Wie bei Volksaufständen üblich, hatten die Aufständischen in Ungarn keine Zeit für ein detailliertes politisches Programm. Ein solches wäre wahrscheinlich auch nicht zustande gekommen. Nur eines verband die Widerstandskämpfer: Die Einigkeit in der Ablehnung des Terrors, der Bevormundung, der täglichen Propagandalügen, der servilen Anbetung der sowjetischen Macht. Beweggrund des Aufstandes war die schwer gekränkte nationale Würde. Im Willen zur Wiederherstellung der Unabhängigkeit, der Freiheit und Neutralität waren sich Linke wie Rechte einig!
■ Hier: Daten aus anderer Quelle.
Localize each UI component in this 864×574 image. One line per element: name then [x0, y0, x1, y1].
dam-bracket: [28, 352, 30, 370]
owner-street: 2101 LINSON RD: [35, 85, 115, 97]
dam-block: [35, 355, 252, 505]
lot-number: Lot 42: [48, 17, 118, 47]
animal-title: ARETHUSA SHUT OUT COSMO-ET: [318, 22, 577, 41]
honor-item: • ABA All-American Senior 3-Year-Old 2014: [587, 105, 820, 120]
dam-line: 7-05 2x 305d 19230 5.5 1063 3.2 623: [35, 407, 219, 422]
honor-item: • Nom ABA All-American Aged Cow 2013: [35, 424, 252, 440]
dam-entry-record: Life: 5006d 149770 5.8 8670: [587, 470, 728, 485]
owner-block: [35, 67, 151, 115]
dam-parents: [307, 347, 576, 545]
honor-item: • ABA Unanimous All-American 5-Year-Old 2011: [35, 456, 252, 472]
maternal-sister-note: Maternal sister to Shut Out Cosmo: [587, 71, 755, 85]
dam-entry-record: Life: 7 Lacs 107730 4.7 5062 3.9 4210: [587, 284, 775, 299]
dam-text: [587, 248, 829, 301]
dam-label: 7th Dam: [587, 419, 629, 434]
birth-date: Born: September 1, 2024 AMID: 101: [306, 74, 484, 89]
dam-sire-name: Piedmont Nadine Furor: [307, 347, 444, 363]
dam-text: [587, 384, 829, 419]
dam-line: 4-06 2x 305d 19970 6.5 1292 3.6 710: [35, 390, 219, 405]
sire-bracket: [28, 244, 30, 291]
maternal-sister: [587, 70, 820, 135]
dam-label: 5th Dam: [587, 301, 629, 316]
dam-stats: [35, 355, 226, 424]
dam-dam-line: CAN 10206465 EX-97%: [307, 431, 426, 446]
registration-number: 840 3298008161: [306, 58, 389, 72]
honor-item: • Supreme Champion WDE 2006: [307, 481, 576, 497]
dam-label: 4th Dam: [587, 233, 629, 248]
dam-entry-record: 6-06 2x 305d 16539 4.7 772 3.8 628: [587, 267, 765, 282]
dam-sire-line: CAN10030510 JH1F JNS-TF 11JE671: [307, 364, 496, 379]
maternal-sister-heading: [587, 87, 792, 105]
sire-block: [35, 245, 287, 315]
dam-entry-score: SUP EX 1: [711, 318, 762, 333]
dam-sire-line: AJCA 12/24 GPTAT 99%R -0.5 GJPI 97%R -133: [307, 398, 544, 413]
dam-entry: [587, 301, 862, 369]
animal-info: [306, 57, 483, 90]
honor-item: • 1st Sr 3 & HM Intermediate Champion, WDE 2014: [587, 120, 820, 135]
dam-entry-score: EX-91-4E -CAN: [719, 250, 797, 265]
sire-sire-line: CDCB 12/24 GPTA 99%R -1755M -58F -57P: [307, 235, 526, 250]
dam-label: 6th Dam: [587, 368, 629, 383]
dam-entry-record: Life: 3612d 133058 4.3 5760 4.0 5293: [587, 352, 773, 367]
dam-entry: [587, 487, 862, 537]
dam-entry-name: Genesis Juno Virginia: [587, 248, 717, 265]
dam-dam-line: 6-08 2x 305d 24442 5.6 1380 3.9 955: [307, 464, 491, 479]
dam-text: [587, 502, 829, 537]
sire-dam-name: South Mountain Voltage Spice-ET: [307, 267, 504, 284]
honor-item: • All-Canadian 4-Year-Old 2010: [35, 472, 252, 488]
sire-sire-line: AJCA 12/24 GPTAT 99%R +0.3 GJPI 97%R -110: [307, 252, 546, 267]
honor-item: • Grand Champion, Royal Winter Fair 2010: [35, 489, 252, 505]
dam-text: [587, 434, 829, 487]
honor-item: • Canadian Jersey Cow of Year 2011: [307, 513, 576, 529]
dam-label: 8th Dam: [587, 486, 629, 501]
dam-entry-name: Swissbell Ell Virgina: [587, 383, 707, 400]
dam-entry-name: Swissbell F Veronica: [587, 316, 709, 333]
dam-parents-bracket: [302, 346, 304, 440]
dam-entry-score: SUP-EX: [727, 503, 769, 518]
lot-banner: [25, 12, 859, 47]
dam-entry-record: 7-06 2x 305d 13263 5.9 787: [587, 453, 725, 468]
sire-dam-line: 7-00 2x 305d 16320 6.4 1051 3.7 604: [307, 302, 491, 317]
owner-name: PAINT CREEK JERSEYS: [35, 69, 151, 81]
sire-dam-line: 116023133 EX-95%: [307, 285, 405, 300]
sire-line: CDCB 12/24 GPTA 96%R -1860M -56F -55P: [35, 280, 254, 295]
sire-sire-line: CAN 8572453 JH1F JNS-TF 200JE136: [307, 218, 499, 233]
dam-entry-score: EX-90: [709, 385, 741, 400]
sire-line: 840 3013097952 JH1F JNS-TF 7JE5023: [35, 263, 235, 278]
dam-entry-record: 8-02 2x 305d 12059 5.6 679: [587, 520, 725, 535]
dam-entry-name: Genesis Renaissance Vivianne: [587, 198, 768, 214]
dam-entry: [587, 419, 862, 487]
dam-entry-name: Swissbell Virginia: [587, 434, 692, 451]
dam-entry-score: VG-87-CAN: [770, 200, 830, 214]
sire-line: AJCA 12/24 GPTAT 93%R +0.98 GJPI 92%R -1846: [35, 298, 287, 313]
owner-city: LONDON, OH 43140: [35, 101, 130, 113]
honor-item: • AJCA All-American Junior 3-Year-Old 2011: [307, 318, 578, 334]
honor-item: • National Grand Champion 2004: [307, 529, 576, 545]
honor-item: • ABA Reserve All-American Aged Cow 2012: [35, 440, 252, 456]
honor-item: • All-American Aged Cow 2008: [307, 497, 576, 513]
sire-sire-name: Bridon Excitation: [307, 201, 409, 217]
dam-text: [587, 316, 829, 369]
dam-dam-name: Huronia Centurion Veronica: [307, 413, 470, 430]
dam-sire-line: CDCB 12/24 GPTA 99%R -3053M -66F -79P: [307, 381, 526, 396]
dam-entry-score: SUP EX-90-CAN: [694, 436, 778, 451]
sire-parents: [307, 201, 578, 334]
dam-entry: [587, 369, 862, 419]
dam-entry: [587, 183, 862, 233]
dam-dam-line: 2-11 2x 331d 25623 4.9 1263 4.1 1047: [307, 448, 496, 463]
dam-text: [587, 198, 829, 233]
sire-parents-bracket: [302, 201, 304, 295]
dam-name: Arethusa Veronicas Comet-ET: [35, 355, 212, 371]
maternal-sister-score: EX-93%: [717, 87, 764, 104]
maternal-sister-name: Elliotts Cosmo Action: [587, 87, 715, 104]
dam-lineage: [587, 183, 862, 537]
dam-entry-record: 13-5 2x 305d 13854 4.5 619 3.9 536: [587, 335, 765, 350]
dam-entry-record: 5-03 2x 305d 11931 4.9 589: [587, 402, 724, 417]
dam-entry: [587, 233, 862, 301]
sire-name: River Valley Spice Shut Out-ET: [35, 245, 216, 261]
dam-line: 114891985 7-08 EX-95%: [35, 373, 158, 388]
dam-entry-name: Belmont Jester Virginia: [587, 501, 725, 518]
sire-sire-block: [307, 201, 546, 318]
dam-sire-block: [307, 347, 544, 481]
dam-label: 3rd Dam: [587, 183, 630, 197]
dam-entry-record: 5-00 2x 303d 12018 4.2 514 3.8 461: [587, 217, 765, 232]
Die geflüchteten Ungarn erhielten damals die Möglichkeit, ein Land auszuwählen, in dem sie sich niederlassen wollten. Abgesehen von persönlichen Motiven nannten jene Befragten, die sich für die Schweiz entschieden, folgende Gründe:

* Die schweizerische Demokratie
* Die schweizerische Neutralität
* Die Bildungs- und Berufsmöglichkeiten

Man könnte die Auswahl der Schweiz also auch als eine Art Auszeichnung verstehen. Darum verbindet sich der Gedenktag zum Ungarnaufstand von 1956 mit einem Auftrag für die Gegenwart: Tragen wir Sorge zu unserer Demokratie, zu unserer Neutralität und zu unserer liberalen Wirtschaftsordnung. Oder in einem Satz: Tragen wir Sorge zu unserer gemeinsam errungenen Freiheit.

Die Ungarn in der Schweiz haben erlebt, was passiert, wenn man diese hohen Güter preisgibt. Die Ungarn haben damals zwar äusserlich eine Niederlage einstecken müssen. Doch die verlorene Schlacht bereitete den späteren Sieg vor. Sie mussten allerdings noch 30 Jahre bis zur Befreiung warten!
Der heutige Gedenktag sei auch uns allen ein Mahnmal!